Adam Kalkin ’84
This year, the Alumnae/i Association, AAVC, turns 150. Throughout 2021, the College will be celebrating this anniversary by highlighting a few of Vassar’s most notable alums in architecture, arts, business, education, entertainment, health care, humanitarian efforts, law, social justice, and technology.
Occupation:
Artist, architect, innovator, author
Accomplishments:
Ask Adam Kalkin what he does for a living, and you’re likely to get an answer like this: “I’m an artist and an architect and many other things. I use architecture as a vehicle to test new ideas.”
Kalkin doesn’t just think outside the box—he reimagines it. Over the past 20 years, he’s become known for the mind-blowing structures he has made all over the world using old shipping containers as building blocks. His projects include private homes, such his own New Jersey residence called Bunny Lane; a museum in Vermont; an eco-orphanage for an NGO in South Africa; and a “push-button” house in which computer-controlled hydraulics fold open the sides of the container, revealing a six-room unit complete with kitchen and bathroom fixtures. The Push Button House he made for the international coffee company illycaffè debuted at the 2007 Venice Biennale, where visitors were invited to step inside and have a cup of espresso.
“I have a lot of ideas and I like to test them in the real world,” Kalkin says. “First I’ll say it, then I’ll write it, then I’ll draw it, then fund it, then make it. I want to see how far you can actually take ideas with real world constraints. Sometimes the ideas dead-end, but sometimes they go further than you’d think.”
Kalkin says that over the years, he has built a network of highly skilled associates who help him turn his ideas into reality. “I love working with smart, talented people who take risks with their work,” he says.
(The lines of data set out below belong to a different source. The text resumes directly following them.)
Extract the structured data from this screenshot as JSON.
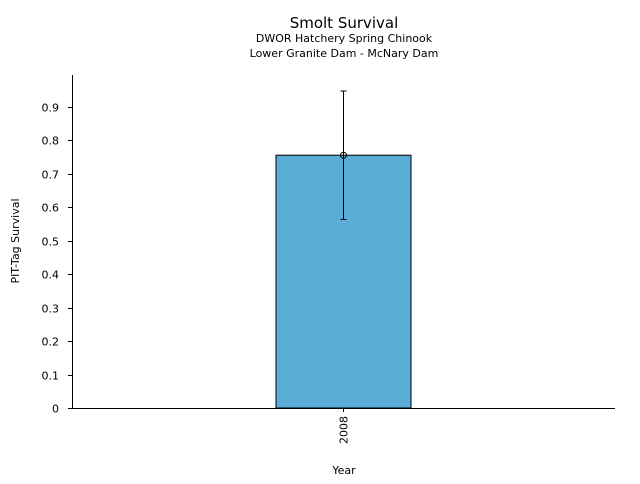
{
  "chart_data": {
    "type": "bar",
    "title": "Smolt Survival",
    "subtitle_lines": [
      "DWOR Hatchery Spring Chinook",
      "Lower Granite Dam - McNary Dam"
    ],
    "xlabel": "Year",
    "ylabel": "PIT-Tag Survival",
    "categories": [
      "2008"
    ],
    "values": [
      0.756
    ],
    "error_low": [
      0.564
    ],
    "error_high": [
      0.948
    ],
    "ylim": [
      0,
      0.99
    ],
    "yticks": [
      0,
      0.1,
      0.2,
      0.3,
      0.4,
      0.5,
      0.6,
      0.7,
      0.8,
      0.9
    ],
    "ytick_labels": [
      "0",
      "0.1",
      "0.2",
      "0.3",
      "0.4",
      "0.5",
      "0.6",
      "0.7",
      "0.8",
      "0.9"
    ],
    "grid": false,
    "bar_color": "#5bacd7"
  }
}
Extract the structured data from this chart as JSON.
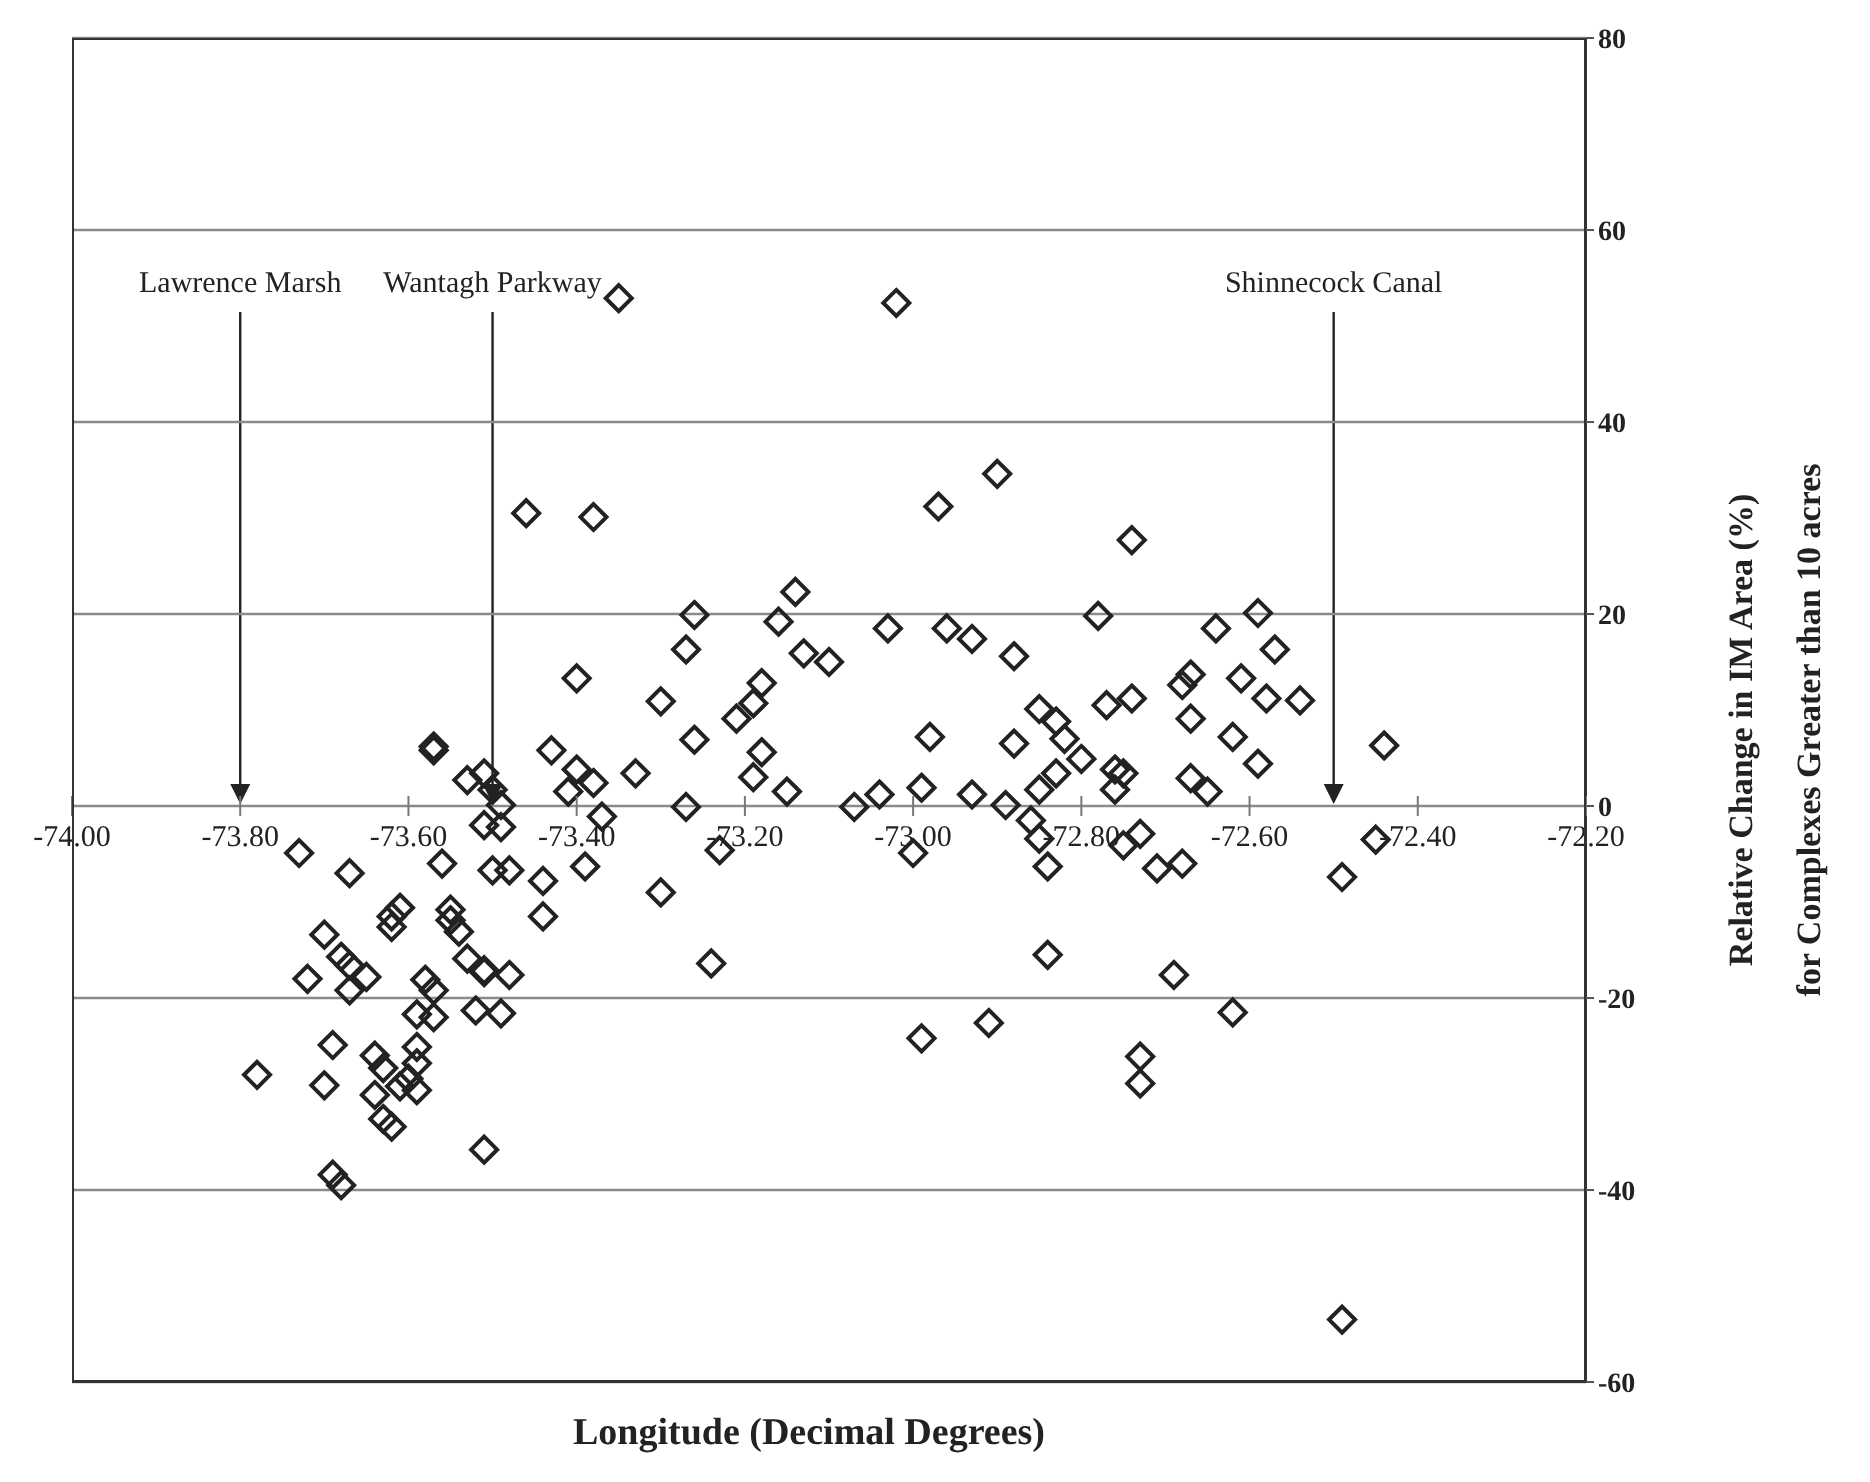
{
  "chart_data": {
    "type": "scatter",
    "xlabel": "Longitude (Decimal Degrees)",
    "ylabel": "Relative Change in IM Area (%)\nfor Complexes Greater than 10 acres",
    "xlim": [
      -74,
      -72.2
    ],
    "xticks": [
      {
        "value": -74,
        "label": "-74.00"
      },
      {
        "value": -73.8,
        "label": "-73.80"
      },
      {
        "value": -73.6,
        "label": "-73.60"
      },
      {
        "value": -73.4,
        "label": "-73.40"
      },
      {
        "value": -73.2,
        "label": "-73.20"
      },
      {
        "value": -73,
        "label": "-73.00"
      },
      {
        "value": -72.8,
        "label": "-72.80"
      },
      {
        "value": -72.6,
        "label": "-72.60"
      },
      {
        "value": -72.4,
        "label": "-72.40"
      },
      {
        "value": -72.2,
        "label": "-72.20"
      }
    ],
    "ylim": [
      -60,
      80
    ],
    "yticks": [
      -60,
      -40,
      -20,
      0,
      20,
      40,
      60,
      80
    ],
    "grid": "y",
    "marker": "diamond",
    "ref_lines": [
      {
        "axis": "x",
        "value": -73.8,
        "label": "Lawrence Marsh"
      },
      {
        "axis": "x",
        "value": -73.5,
        "label": "Wantagh Parkway"
      },
      {
        "axis": "x",
        "value": -72.5,
        "label": "Shinnecock Canal"
      }
    ],
    "series": [
      {
        "color": "#222222",
        "x": [
          -73.35,
          -73.02,
          -73.38,
          -73.46,
          -72.97,
          -72.9,
          -73.14,
          -73.26,
          -73.16,
          -73.27,
          -73.03,
          -72.96,
          -72.93,
          -72.88,
          -73.13,
          -73.1,
          -72.78,
          -73.4,
          -73.3,
          -73.18,
          -73.19,
          -73.21,
          -73.26,
          -72.98,
          -72.88,
          -72.85,
          -72.83,
          -72.82,
          -72.8,
          -72.83,
          -72.85,
          -73.33,
          -73.38,
          -73.4,
          -73.41,
          -73.19,
          -73.18,
          -73.27,
          -73.15,
          -73.07,
          -73.04,
          -72.99,
          -72.93,
          -72.89,
          -72.86,
          -73.37,
          -73.39,
          -73.3,
          -73.23,
          -73.24,
          -73,
          -72.99,
          -72.91,
          -72.84,
          -72.84,
          -72.85,
          -72.74,
          -72.64,
          -72.59,
          -72.57,
          -72.61,
          -72.67,
          -72.68,
          -72.77,
          -72.74,
          -72.58,
          -72.54,
          -72.67,
          -72.62,
          -72.59,
          -72.44,
          -72.76,
          -72.75,
          -72.76,
          -72.67,
          -72.65,
          -72.73,
          -72.45,
          -72.75,
          -72.71,
          -72.68,
          -72.69,
          -72.62,
          -72.73,
          -72.73,
          -72.49,
          -72.49,
          -73.57,
          -73.57,
          -73.43,
          -73.53,
          -73.51,
          -73.5,
          -73.49,
          -73.51,
          -73.49,
          -73.73,
          -73.67,
          -73.56,
          -73.5,
          -73.48,
          -73.44,
          -73.44,
          -73.61,
          -73.62,
          -73.62,
          -73.55,
          -73.55,
          -73.54,
          -73.7,
          -73.68,
          -73.67,
          -73.65,
          -73.67,
          -73.72,
          -73.53,
          -73.51,
          -73.51,
          -73.48,
          -73.58,
          -73.57,
          -73.59,
          -73.57,
          -73.52,
          -73.49,
          -73.69,
          -73.59,
          -73.64,
          -73.63,
          -73.78,
          -73.7,
          -73.59,
          -73.6,
          -73.59,
          -73.61,
          -73.64,
          -73.63,
          -73.62,
          -73.51,
          -73.69,
          -73.68
        ],
        "values": [
          52.9,
          52.4,
          30.1,
          30.5,
          31.2,
          34.6,
          22.3,
          19.9,
          19.2,
          16.3,
          18.5,
          18.5,
          17.4,
          15.6,
          15.9,
          15,
          19.8,
          13.3,
          10.9,
          12.8,
          10.7,
          9.1,
          6.9,
          7.2,
          6.5,
          10.1,
          8.8,
          7,
          4.9,
          3.4,
          1.7,
          3.4,
          2.4,
          3.8,
          1.5,
          3,
          5.6,
          -0.1,
          1.5,
          -0.1,
          1.2,
          1.9,
          1.2,
          0.1,
          -1.5,
          -1.1,
          -6.3,
          -9,
          -4.6,
          -16.4,
          -4.9,
          -24.2,
          -22.6,
          -6.3,
          -15.5,
          -3.4,
          27.7,
          18.5,
          20.1,
          16.3,
          13.3,
          13.7,
          12.6,
          10.5,
          11.2,
          11.2,
          11,
          9.1,
          7.2,
          4.4,
          6.3,
          3.8,
          3.4,
          1.7,
          2.9,
          1.5,
          -2.9,
          -3.5,
          -4.1,
          -6.5,
          -6,
          -17.6,
          -21.5,
          -26.1,
          -28.9,
          -7.4,
          -53.5,
          6.2,
          5.8,
          5.8,
          2.7,
          3.4,
          1.7,
          0.1,
          -2,
          -2.2,
          -4.9,
          -7,
          -6,
          -6.7,
          -6.7,
          -7.8,
          -11.5,
          -10.6,
          -11.5,
          -12.6,
          -10.8,
          -11.9,
          -13.1,
          -13.4,
          -15.7,
          -16.6,
          -17.8,
          -19.2,
          -18,
          -15.9,
          -17.1,
          -17.3,
          -17.6,
          -18.1,
          -19.2,
          -21.7,
          -22,
          -21.3,
          -21.6,
          -24.9,
          -25.1,
          -26,
          -27.3,
          -28,
          -29.1,
          -26.8,
          -28.4,
          -29.6,
          -29.2,
          -30.1,
          -32.6,
          -33.4,
          -35.8,
          -38.4,
          -39.5
        ]
      }
    ]
  }
}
Of course, being a risk-taker means you must accept a high failure rate, says Kalkin: “I develop things as ideas first and the mortality rate is very high, but it’s part of the process.” For example, he created a “disaster relief swat team” that could provide emergency housing and other needed services around the world in times of crisis; but it was stymied by government bureaucracy. “The first thing you do when you start to work with the government is they send you a thousand pages of paperwork,” he explains. “There was no room for process improvisation—and what disasters need is precisely ad-hoc thinking and improvisation.”
Looking Back:
Kalkin remembers Vassar as a place where creative thinking flourished. “Vassar was a great place, very student oriented—I had a great time there,” he recalls. Kalkin resided in Main House and double-majored in English and philosophy. “I like to read books and have obscure thoughts, so that seemed to be a good combination,” he says. Though he didn’t become interested in architecture until after he graduated, he did take art classes. “I started to paint at Vassar,” Kalkin notes, “and then I started to sculpt. And containers came into my sculpture and conceptual artwork before it came into my architecture.”
Looking Forward:
Kalkin’s current projects include: a rocket-manufacturing facility for a Department of Defense subcontractor engaged in launching low-orbit satellites (“Oh, whatever, it’s not that interesting,” he demurs); a private residence in Kuwait; and what he’s most excited about: a “multidisciplinary incubator in technology and architecture” that will innovate in areas that are “ripe for disruption”—mainly music and education. All he will say about the nascent project right now is, “We’re going to develop de novo platforms in broken fields like education, architecture and health.” But before anyone gets too excited, he warns that it may not work out. “Look through my work and you will see there’s a 90 percent mortality rate,” he cautions, “so this will probably fail also—but you just have to go forward bravely and stupidly and optimistically,” he says. “I think it’s always healthy to take chances and do new things.”